Armada Water
Armada Water is a fully integrated service company dedicated to the safe and cost-effective collection, handling, transport, treatment and reuse of contaminated water. It has developed solutions for contaminated water produced by oil and gas production and hydraulic fracturing flow-back water.
“There is an ongoing need for appropriate water treatment solutions in the oil and gas industry because fundamentally the industry produces more water than it does oil. And with water being viewed as a valued resource, the drivers are in place for a new source of water,” Vice President of Innovation and Engineering Dr. Oliver Laurence says. “We have looked at ways that we could service the needs of the oil and gas companies by taking a waste stream and making it a valuable product stream.”
Treatment Solutions
The company offers a unique, flexible and innovative approach to water treatment, focusing on delivering significant benefits to customers. Through its innovative approaches, Armada provides clients with the ability to convert production water into an incremental fresh water source – with up to a 90 percent yield – and enables efficient local reuse of water for multiple applications.
Armada offers services such as logistics, raw water sales, infield water management and water treatment capabilities that allow water to be recycled and repurposed instead of reused. The company has evolved through select acquisition of separate component parts or product lines, which it is joining together to provide an integrated solution to the industry.
“We take existing methodologies and apply our application engineering expertise to take those existing off-the-shelf technologies and draw them together to create a cost-effective and practical process that can be implemented in the field,” Laurence says.

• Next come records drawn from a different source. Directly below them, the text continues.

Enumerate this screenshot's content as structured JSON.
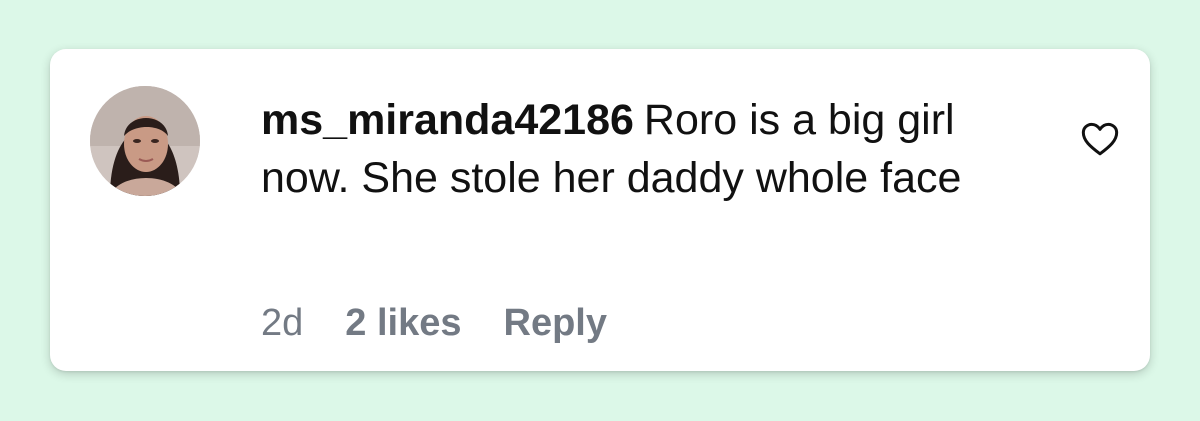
{
  "comment": {
    "username": "ms_miranda42186",
    "text": "Roro is a big girl now. She stole her daddy whole face",
    "time_ago": "2d",
    "likes_label": "2 likes",
    "reply_label": "Reply"
  },
  "icons": {
    "like": "heart-outline-icon",
    "avatar": "profile-photo"
  },
  "colors": {
    "background": "#dcf8e8",
    "card": "#ffffff",
    "text": "#111111",
    "meta": "#737a84"
  }
}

Armada provides technology and resources to deliver self-contained resource-recycling systems that reduce overall trucking costs and decrease carbon emissions associated with conventional processes. The company is focused on two different water domains within the oil and gas industry: the produced water market and the frack fluid flow-back market.
“We are competing on the basis of our technical ability to be able to cost-effectively transform the water and make it a product stream and satisfy the commercial drivers in place,” Laurence says. “We are working mostly with smaller, independent oil and gas companies. We understand what their needs are in terms of liquid water. We look at the volume of produced and flow-back water, and we then figure out what we can do to treat it. After that, we can set up a short-term evaluation and demonstrate what we can do and scale up from there.”
Headquartered in Houston, the company also has offices in Odessa, Texas, and in Grand Junction and Greely, Colorado. In addition, the company has a water treatment facility in Utah just over the Colorado state line that can treat 5,000 barrels (210,000 gallons) per day of produced and flow-back water. Armada can also inject contaminated water that cannot be economically treated back into the subsurface via the company’s disposal wells.
“We can take water in and we can clean it,” Laurence says. “And what can’t be cleaned and repurposed, will go back into the ground where it came from, through disposal wells. We offer trucking services and field-based water management and treatment, and we are developing mobile treatment solutions to deploy in the field in the short term. These mobile units will be capable of treating 5,000 bbls per day and can be set up as a self contained mobile treatment train.”
Making the Case
During the coming year, Armada will be concentrating on demonstrating the capabilities of its solutions and showing operators that it can help them save money by finding ways to use their assets in more efficient ways. Given the radical shift in commodity prices taking place in the industry, Armada believes that now is the time for oil and gas companies to home in on efficiency of processes and increasing productivity to stay competitive.
“Unconventional oil and gas reserves will be there and will require a sustained, elevated oil price, which will come back,” Laurence says.
In the meantime, Armada will continue to refine its own processes, from hiring and training to assuring that its solutions continue to evolve and can be scaled up rapidly. It will put itself in position to capitalize on future growth opportunities. “People, technology and opportunity must be married together,” Laurence says. “We must continue to get our people and applications ready so we can deliver our services to market.”